Por el contrario, tal como está exigido en el cartel, el Plenario y Comisiones quedarían a una distancia de 200 m de las oficinas de legisladores y fracciones, comunicados por un laberinto de pasillos, en puntos opuestos del conjunto, por lo que habría otras funciones más cerca del Plenario y Comisiones que los propios diputados, lo que resultaría en un error conceptual para toda la vida en un gasto de inversión de $67 millones.
Se alegará que es la única solución viable, puesto que los espacios (no patrimoniales) del antiguo Sión están ahora ocupados, pero ese argumento no es cierto. Algunos profesionales podemos demostrar (bajo ciertas condiciones) que hay soluciones viables que hemos aplicado en otros casos para poder lograr una funcionalidad apropiada.
Pero, en vista de las condiciones del cartel y la discrepancia con los criterios programáticos, nos guardamos las propuestas.
Hay otros aspectos que la opinión pública debe conocer. Por ejemplo la dispendiosa asignación de espacios: Es obvio que se ha de buscar comodidad para un trabajo tan importante en la vida política del país, pero se piden oficinas para diputados con su personal de 120 m2 (equivalentes a dos viviendas de interés social), oficina del diputado de 36 m2 con baño privado. Cada uno de los seis asesores del diputado con oficinas de 9 m2 (equivalente a un dormitorio).

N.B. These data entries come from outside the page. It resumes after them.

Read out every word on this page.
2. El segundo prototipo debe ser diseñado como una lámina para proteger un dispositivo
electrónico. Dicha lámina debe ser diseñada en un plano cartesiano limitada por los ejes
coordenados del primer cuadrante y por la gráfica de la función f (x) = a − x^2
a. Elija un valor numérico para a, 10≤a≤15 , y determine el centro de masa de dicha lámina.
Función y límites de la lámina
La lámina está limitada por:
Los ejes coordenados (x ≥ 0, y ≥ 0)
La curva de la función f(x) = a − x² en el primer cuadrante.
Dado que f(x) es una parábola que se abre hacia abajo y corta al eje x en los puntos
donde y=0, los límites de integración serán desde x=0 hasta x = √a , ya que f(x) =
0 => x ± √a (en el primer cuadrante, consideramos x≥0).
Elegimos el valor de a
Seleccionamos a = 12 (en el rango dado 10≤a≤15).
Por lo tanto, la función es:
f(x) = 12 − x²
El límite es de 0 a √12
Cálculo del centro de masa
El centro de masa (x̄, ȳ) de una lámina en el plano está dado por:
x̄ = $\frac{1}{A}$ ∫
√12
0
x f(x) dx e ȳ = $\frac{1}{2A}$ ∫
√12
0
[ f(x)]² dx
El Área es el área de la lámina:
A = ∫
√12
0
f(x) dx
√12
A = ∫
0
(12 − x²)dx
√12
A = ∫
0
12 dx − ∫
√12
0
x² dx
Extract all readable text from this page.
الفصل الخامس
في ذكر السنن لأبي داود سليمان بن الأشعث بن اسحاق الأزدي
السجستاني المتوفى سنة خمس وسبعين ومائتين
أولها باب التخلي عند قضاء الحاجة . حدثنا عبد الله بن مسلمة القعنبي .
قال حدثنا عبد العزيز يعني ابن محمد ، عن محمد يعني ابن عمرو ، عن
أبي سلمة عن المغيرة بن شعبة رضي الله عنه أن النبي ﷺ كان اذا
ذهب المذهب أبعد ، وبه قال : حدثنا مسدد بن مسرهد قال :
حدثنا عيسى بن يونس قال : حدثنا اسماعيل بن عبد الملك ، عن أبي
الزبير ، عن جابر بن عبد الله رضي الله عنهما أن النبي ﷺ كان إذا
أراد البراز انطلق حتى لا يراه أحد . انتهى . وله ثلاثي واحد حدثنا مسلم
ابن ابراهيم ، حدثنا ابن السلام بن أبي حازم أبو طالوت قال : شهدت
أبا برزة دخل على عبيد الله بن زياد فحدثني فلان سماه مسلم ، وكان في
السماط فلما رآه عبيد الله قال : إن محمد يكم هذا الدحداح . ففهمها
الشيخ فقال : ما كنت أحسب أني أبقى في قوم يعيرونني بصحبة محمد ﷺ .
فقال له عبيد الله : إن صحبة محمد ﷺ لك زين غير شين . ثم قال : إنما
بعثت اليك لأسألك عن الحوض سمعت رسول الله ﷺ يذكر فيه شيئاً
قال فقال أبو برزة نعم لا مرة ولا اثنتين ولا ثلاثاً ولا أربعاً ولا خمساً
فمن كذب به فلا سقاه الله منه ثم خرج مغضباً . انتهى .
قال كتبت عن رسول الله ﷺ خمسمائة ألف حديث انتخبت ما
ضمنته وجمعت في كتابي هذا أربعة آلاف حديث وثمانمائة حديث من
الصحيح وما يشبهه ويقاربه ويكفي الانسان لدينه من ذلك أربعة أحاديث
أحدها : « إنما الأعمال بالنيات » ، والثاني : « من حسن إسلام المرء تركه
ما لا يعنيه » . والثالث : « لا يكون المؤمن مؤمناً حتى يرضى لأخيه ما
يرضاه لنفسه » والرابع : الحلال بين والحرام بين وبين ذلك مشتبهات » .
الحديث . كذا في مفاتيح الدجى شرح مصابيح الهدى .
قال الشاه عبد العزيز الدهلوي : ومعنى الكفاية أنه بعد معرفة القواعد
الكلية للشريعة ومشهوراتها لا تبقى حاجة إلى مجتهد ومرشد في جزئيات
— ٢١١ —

Todo eso multiplicado 57 veces. Pero no solo 57 veces, porque hay que prever un eventual crecimiento en el número de diputados, hasta llegar a 105 diputados (84% más de los actuales).
¿Qué piensa la opinión pública de esa expansión? ¿En qué está basada esa proyección? Siempre ha habido propuestas para modificar el artículo 106 constitucional pero nunca han prosperado.
¿Qué sucedería con los terrenos reservados para las oficinas de los nuevos 44 diputados si nunca se llegara a aprobar esa reforma, que sería lo más probable?
Lamentablemente el concurso para alojar dichas funciones con los errores conceptuales apuntados ya está llegando a su fin.